MLB.comのマーク・フェインサンド記者が選出したFA選手トップ30のうち、唯一まだ契約が決まっていないのが先発右腕のルーカス・ジオリトだ。31歳のジオリトは右肘の手術で2024年を全休したが、昨季は26試合に先発して145イニングを投げ、10勝4敗、防御率3.41、121三振を記録。ブレーブス、タイガース、オリオールズなどが興味を示しているとの報道もあったが、現在に至るまで契約は成立していない。ブレーブスは先発陣に複数のケガ人が出ており、ジュリクソン・プロファーの出場停止によって1800万ドル(約28億円)の資金が宙に浮いたため、ジオリトの獲得を再び検討する可能性もありそうだ。
先発投手では、ほかにザック・リテル、パトリック・コービン、ネスター・コルテス、タイラー・アンダーソンらも市場に残ったまま。救援投手では、昨季61登板のジャスティン・ウィルソン、同55登板のダニー・クーロム、元ドジャースの剛腕マイケル・コペックらがオファーを待ち続けている。
野手では、パイレーツからFAとなったアンドリュー・マカッチェンが最大のビッグネームだ。2023年に古巣パイレーツ復帰を果たし、昨季まで3年間パイレーツでプレーした39歳のベテラン外野手は、今季もパイレーツで現役を続行することを望んでいるとみられる。しかし、パイレーツは今オフ、マーセル・オズナやライアン・オハーンを補強し、マカッチェンのポジションを埋めてしまった。昨季135試合に出場して打率.239、13本塁打、57打点、OPS.700を記録したマカッチェンだが、パイレーツとの再契約は現実的な選択肢ではなく、他チームでの現役続行か、現役引退かの二択を迫られている。

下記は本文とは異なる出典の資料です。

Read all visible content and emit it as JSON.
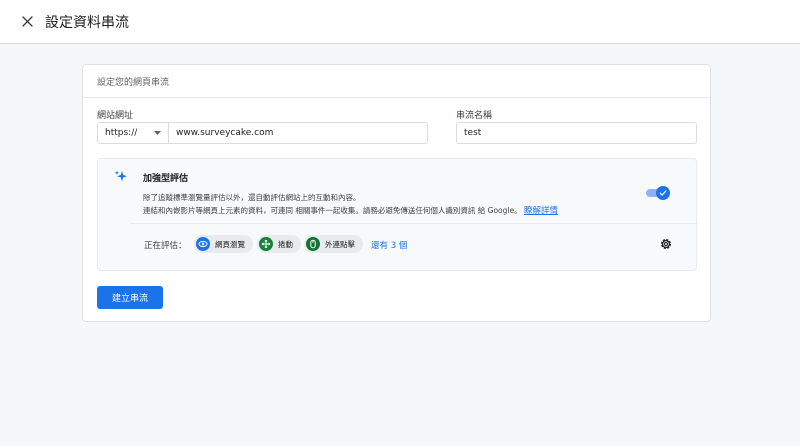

ほかには、昨季パイレーツでマカッチェンと同僚だったトミー・ファム、アスレチックスで96試合に出場したルイス・ウリアス、2チームで合計17本塁打を放ったラウディ・テレズ、ムードメーカーとして知られるホゼ・イグレシアス、大ベテランのジャスティン・ターナーらが市場に残っている。これらの選手たちはマイナー契約で妥協するか、ケガ人の発生で各チームのロースターに空きが出るのを待ち続けるか、難しい選択を迫られることになる。